Colombia’s Silence Cooks Coke Trafficker

     MANHATTAN (CN) – Facing U.S. lockup until after his 100th birthday, a cocaine trafficker may have gotten the very life sentence that Washington assured Bogotá it would not seek. But only Colombia, and not the 47-year-old drug lord, can complain about that, the Second Circuit ruled on Wednesday.
     Yesid Rios Suarez pleaded guilty early last year to overseeing laboratories near the Venezuelan border that manufactured tens of thousands of kilograms of cocaine for distribution in the United States.
     Prosecutors say that his career spanned nearly two decades, from 1992 until his 2011 arrest in Venezuela.
     Following Suarez’s transfer to Colombia, the United States sought his extradition with a promise to Bogotá, the Colombia capital. “Although the maximum statutory penalty for the charge for which extradition was approved is life imprisonment, the government of the United States assures the government of Colombia that a sentence of life imprisonment will not be sought or imposed,” it said.

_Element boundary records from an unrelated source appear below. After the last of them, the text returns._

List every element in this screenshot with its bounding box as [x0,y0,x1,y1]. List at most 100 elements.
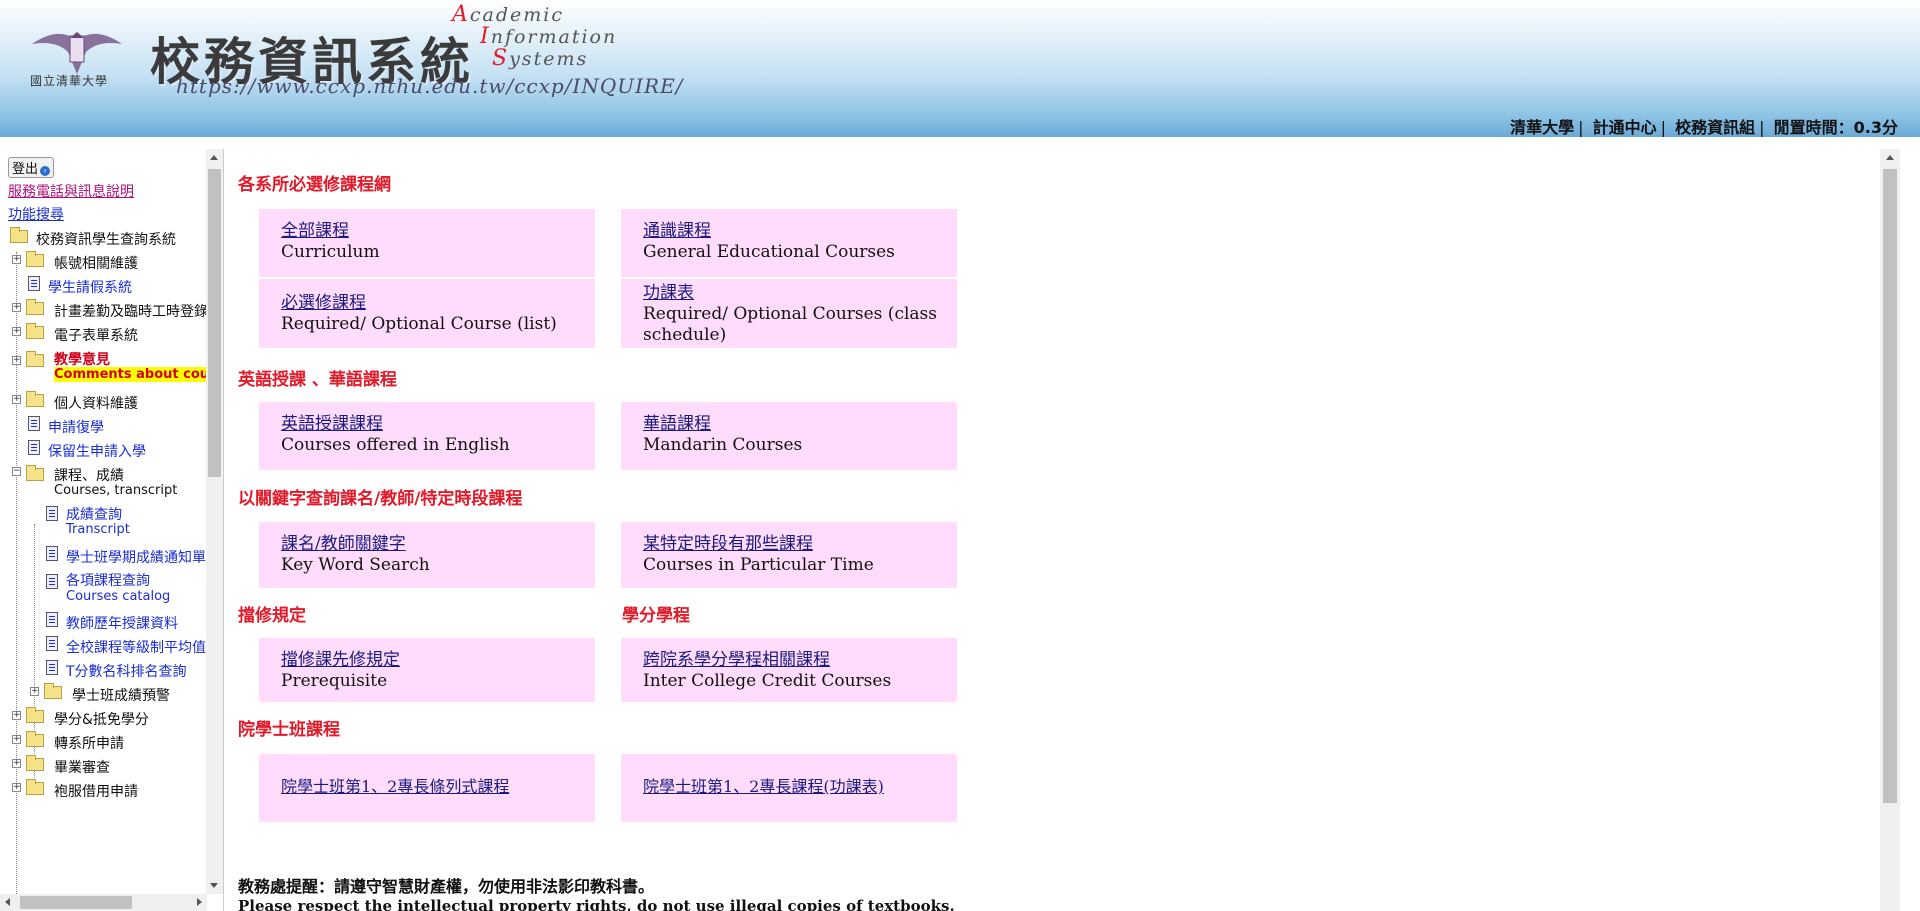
tree-item-project[interactable]: + 計畫差勤及臨時工時登錄 [8,298,208,322]
folder-icon [44,683,62,699]
tree-item-tscore[interactable]: T分數名科排名查詢 [8,658,204,682]
sidebar-horizontal-scrollbar[interactable] [0,894,207,911]
card-curriculum: 全部課程 Curriculum [259,209,595,277]
collapse-icon[interactable]: − [12,467,21,476]
expand-icon[interactable]: + [12,303,21,312]
expand-icon[interactable]: + [12,255,21,264]
expand-icon[interactable]: + [12,356,21,365]
header-links: 清華大學 | 計通中心 | 校務資訊組 | 閒置時間：0.3分 [1510,118,1898,137]
document-icon [46,546,58,561]
document-icon [46,574,58,589]
expand-icon[interactable]: + [12,759,21,768]
sidebar-vertical-scrollbar[interactable] [206,149,223,894]
tree-item-reinstate[interactable]: 申請復學 [8,414,204,438]
tree-item-gown[interactable]: + 袍服借用申請 [8,778,204,802]
particular-time-link[interactable]: 某特定時段有那些課程 [643,534,813,554]
expand-icon[interactable]: + [12,783,21,792]
card-en-label: General Educational Courses [643,242,895,262]
scroll-up-icon[interactable] [1886,155,1894,160]
tree-item-personal[interactable]: + 個人資料維護 [8,390,204,414]
tree-item-transcript[interactable]: 成績查詢 Transcript [8,504,204,544]
tree-item-label: 各項課程查詢 [66,573,150,589]
card-en-label: Required/ Optional Courses (class schedu… [643,304,937,345]
tree-item-warning[interactable]: + 學士班成績預警 [8,682,204,706]
main-vertical-scrollbar[interactable] [1880,149,1900,911]
expand-icon[interactable]: + [30,687,39,696]
required-list-link[interactable]: 必選修課程 [281,293,366,313]
mandarin-courses-link[interactable]: 華語課程 [643,414,711,434]
tree-item-label: 課程、成績 [54,468,124,484]
tree-item-label: 帳號相關維護 [54,256,138,272]
college-schedule-link[interactable]: 院學士班第1、2專長課程(功課表) [643,777,884,796]
title-cap-a: A [452,2,470,27]
scroll-right-icon[interactable] [197,898,202,906]
scrollbar-thumb[interactable] [208,169,221,477]
scroll-up-icon[interactable] [210,155,218,160]
folder-open-icon [26,465,44,481]
link-nthu[interactable]: 清華大學 [1510,118,1574,137]
folder-icon [26,299,44,315]
folder-icon [26,351,44,367]
folder-icon [26,707,44,723]
expand-icon[interactable]: + [12,395,21,404]
card-english: 英語授課課程 Courses offered in English [259,402,595,470]
section-title-college: 院學士班課程 [238,720,340,740]
scroll-left-icon[interactable] [5,898,10,906]
tree-item-leave[interactable]: 學生請假系統 [8,274,204,298]
title-rest-s: ystems [509,48,589,70]
folder-icon [26,323,44,339]
link-academic-info[interactable]: 校務資訊組 [1675,118,1755,137]
tree-item-grade-avg[interactable]: 全校課程等級制平均值 [8,634,206,658]
tree-item-label: 成績查詢 [66,507,122,523]
prerequisite-link[interactable]: 擋修課先修規定 [281,650,400,670]
tree-item-teaching[interactable]: + 教學意見 Comments about courses [8,346,223,390]
document-icon [28,416,40,431]
tree-item-eform[interactable]: + 電子表單系統 [8,322,204,346]
general-education-link[interactable]: 通識課程 [643,221,711,241]
tree-item-transfer[interactable]: + 轉系所申請 [8,730,204,754]
college-list-link[interactable]: 院學士班第1、2專長條列式課程 [281,777,509,796]
english-courses-link[interactable]: 英語授課課程 [281,414,383,434]
expand-icon[interactable]: + [12,327,21,336]
card-en-label: Required/ Optional Course (list) [281,314,557,334]
keyword-search-link[interactable]: 課名/教師關鍵字 [281,534,406,554]
tree-item-label: 學生請假系統 [48,280,132,296]
function-search-link[interactable]: 功能搜尋 [8,204,204,224]
expand-icon[interactable]: + [12,711,21,720]
service-info-link[interactable]: 服務電話與訊息說明 [8,181,204,201]
tree-item-courses[interactable]: − 課程、成績 Courses, transcript [8,462,204,504]
card-keyword: 課名/教師關鍵字 Key Word Search [259,522,595,588]
scroll-down-icon[interactable] [210,883,218,888]
page-header: 國立清華大學 校務資訊系統 Academic Information Syste… [0,0,1920,137]
card-required-list: 必選修課程 Required/ Optional Course (list) [259,279,595,348]
tree-item-account[interactable]: + 帳號相關維護 [8,250,204,274]
folder-icon [26,391,44,407]
inter-college-link[interactable]: 跨院系學分學程相關課程 [643,650,830,670]
tree-item-credit[interactable]: + 學分&抵免學分 [8,706,204,730]
document-icon [46,636,58,651]
scrollbar-thumb[interactable] [1883,169,1897,803]
curriculum-link[interactable]: 全部課程 [281,221,349,241]
tree-item-label: 袍服借用申請 [54,784,138,800]
logout-button[interactable]: 登出 › [8,157,55,178]
tree-item-label: 學士班學期成績通知單 [66,550,206,566]
tree-item-label: 計畫差勤及臨時工時登錄 [54,304,208,320]
tree-item-teacher-history[interactable]: 教師歷年授課資料 [8,610,204,634]
title-rest-a: cademic [469,4,565,26]
scrollbar-thumb[interactable] [20,896,132,909]
tree-item-bachelor-notice[interactable]: 學士班學期成績通知單 [8,544,206,568]
notice-english: Please respect the intellectual property… [238,897,955,911]
section-title-english: 英語授課 、華語課程 [238,370,397,390]
tree-root[interactable]: 校務資訊學生查詢系統 [8,226,204,250]
link-computer-center[interactable]: 計通中心 [1593,118,1657,137]
tree-item-reserve[interactable]: 保留生申請入學 [8,438,204,462]
tree-item-graduation[interactable]: + 畢業審查 [8,754,204,778]
tree-item-label: 電子表單系統 [54,328,138,344]
expand-icon[interactable]: + [12,735,21,744]
card-en-label: Mandarin Courses [643,435,803,455]
section-title-credit-program: 學分學程 [622,606,690,626]
required-schedule-link[interactable]: 功課表 [643,283,694,303]
notice-chinese: 教務處提醒：請遵守智慧財產權，勿使用非法影印教科書。 [238,877,655,896]
main-content: 各系所必選修課程網 全部課程 Curriculum 通識課程 General E… [226,149,1900,911]
tree-item-catalog[interactable]: 各項課程查詢 Courses catalog [8,568,204,610]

     Washington stayed true to the letter, if not the spirit, of its vow.
     Months after his guilty plea, Rios Suarez was 46 years old when he received a sentence that he believed was off the table.
     U.S. District Judge Katherine Forrest acknowledged she imposed what was “effectively a life sentence” in condemning Rios Suarez to spend 54 years in prison and pay a $1 million fine, at a hearing in June 2014.
     A three-judge panel of the Second Circuit upheld the sentence on Wednesday
     “Suarez would only have prudential standing to raise the claim that his sentence violated the terms of his extradition if the Government of Colombia first makes an official protest,” U.S. District Judge Barrington Parker wrote for the panel.
     Judge Richard Wesley joined the eight-page opinion.
     In a concurring opinion, Judge Amalya Kearse added that she agreed with his colleagues “on the ground that the diplomatic agreement” leading to the extradition “should be read in accordance with the language to which the United States and Colombia agreed.”
     Colombia’s embassy in Washington did not immediately respond to a request for comment.
     Suarez’s attorney John Meringolo said in a phone interview that he contacted the Colombian consulate and planned to request Supreme Court certiorari.